Platform Issues

Incident Report for Crazy Ant Labs

Postmortem

The issues on AWS - that were caused due to electricity issues in one of their US data centers - affected our products as well as Heroku.

In Cron To Go, new issues arised after the AWS issues were fixed since Cron To Go was executing jobs but still received errors from Heroku APIs and retried execution. This caused the job queue to bloat up more than the workers' capacity and caused jobs to run out of schedule (due to retries).

Posted Dec 24, 2021 - 14:09 UTC

Resolved

This incident has been resolved.

Posted Dec 23, 2021 - 00:27 UTC

Update

All Cron To Go jobs back log has caught up and we see full recovery in all systems. We keep monitoring the situation to ensure the issue has been resolved.

Posted Dec 22, 2021 - 18:23 UTC

Monitoring

Heroku and AWS identified the issue and are actively working on a fix. We and are seeing recovery for the majority of our services but we still see a backlog of Cron To Go jobs that are slowly getting processed.

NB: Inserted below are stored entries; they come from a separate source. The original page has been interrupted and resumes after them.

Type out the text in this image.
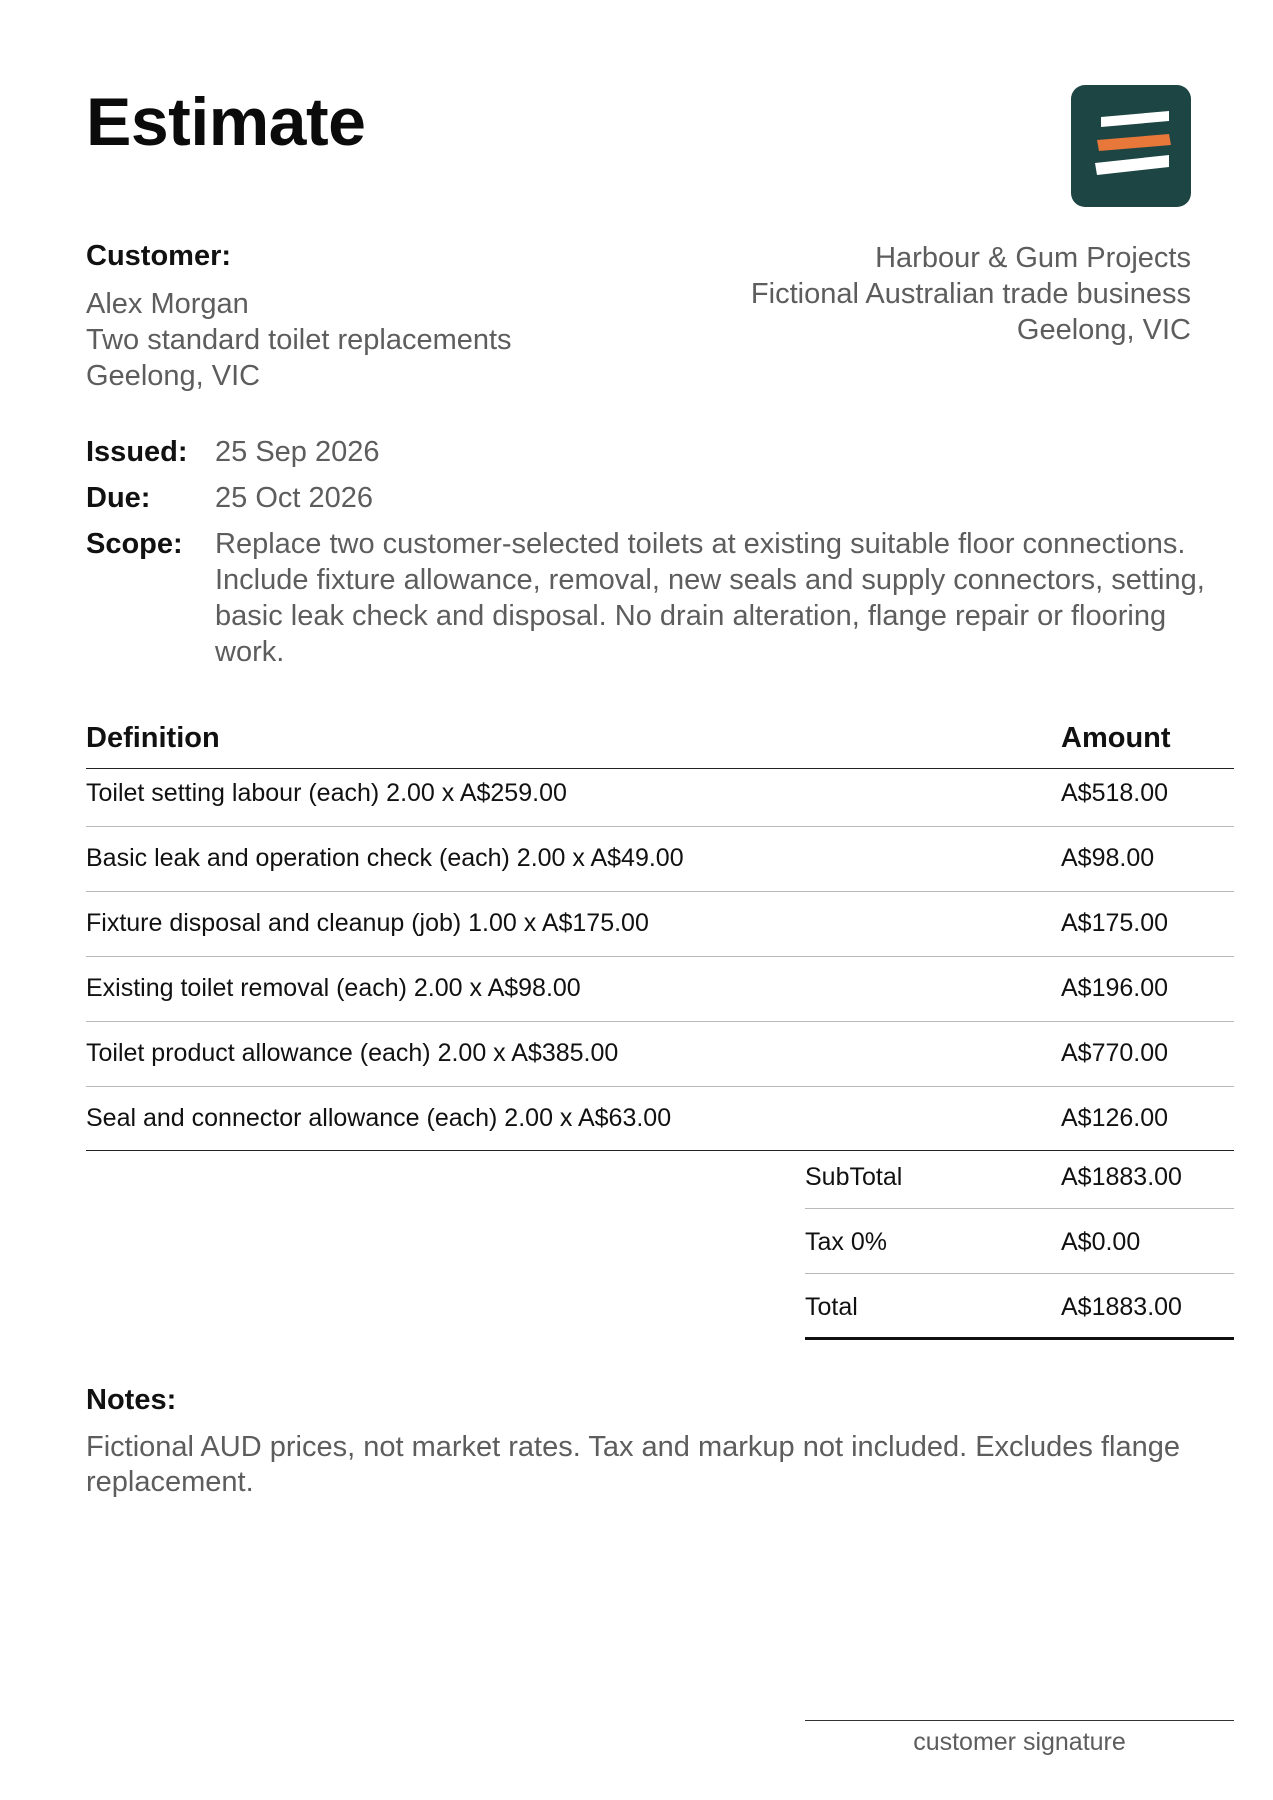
Estimate
Customer:
Alex Morgan
Two standard toilet replacements
Geelong, VIC
Harbour & Gum Projects
Fictional Australian trade business
Geelong, VIC
Issued: 25 Sep 2026
Due: 25 Oct 2026
Scope: Replace two customer-selected toilets at existing suitable floor connections. Include fixture allowance, removal, new seals and supply connectors, setting, basic leak check and disposal. No drain alteration, flange repair or flooring work.
Definition	Amount
Toilet setting labour (each) 2.00 x A$259.00	A$518.00
Basic leak and operation check (each) 2.00 x A$49.00	A$98.00
Fixture disposal and cleanup (job) 1.00 x A$175.00	A$175.00
Existing toilet removal (each) 2.00 x A$98.00	A$196.00
Toilet product allowance (each) 2.00 x A$385.00	A$770.00
Seal and connector allowance (each) 2.00 x A$63.00	A$126.00
SubTotal	A$1883.00
Tax 0%	A$0.00
Total	A$1883.00
Notes:
Fictional AUD prices, not market rates. Tax and markup not included. Excludes flange replacement.
customer signature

Posted Dec 22, 2021 - 15:12 UTC

Update

We are continuing to work on a fix for this issue.

Posted Dec 22, 2021 - 14:33 UTC

Identified

The issue has been identified with Heroku's US region availability issues. Customers are not able to login to our add-ons using Heroku's SSO login mechanism an Cron To Go jobs are failing intermittently due to Heroku API availability issues.

Posted Dec 22, 2021 - 14:27 UTC

Investigating

We are investigating availability issues for a significant portion of our platform due to issues with the AWS and Heroku platforms.

Posted Dec 22, 2021 - 14:14 UTC

This incident affected: SFTP To Go (Web Interface, API Requests, Webhooks, Heroku), Cron To Go (Web Interface, API Requests, Webhooks, Heroku), Activity To Go (Web Interface, Notifications, API Requests, Webhooks, Heroku), and Mailer To Go (Web Interface, API Requests, Heroku).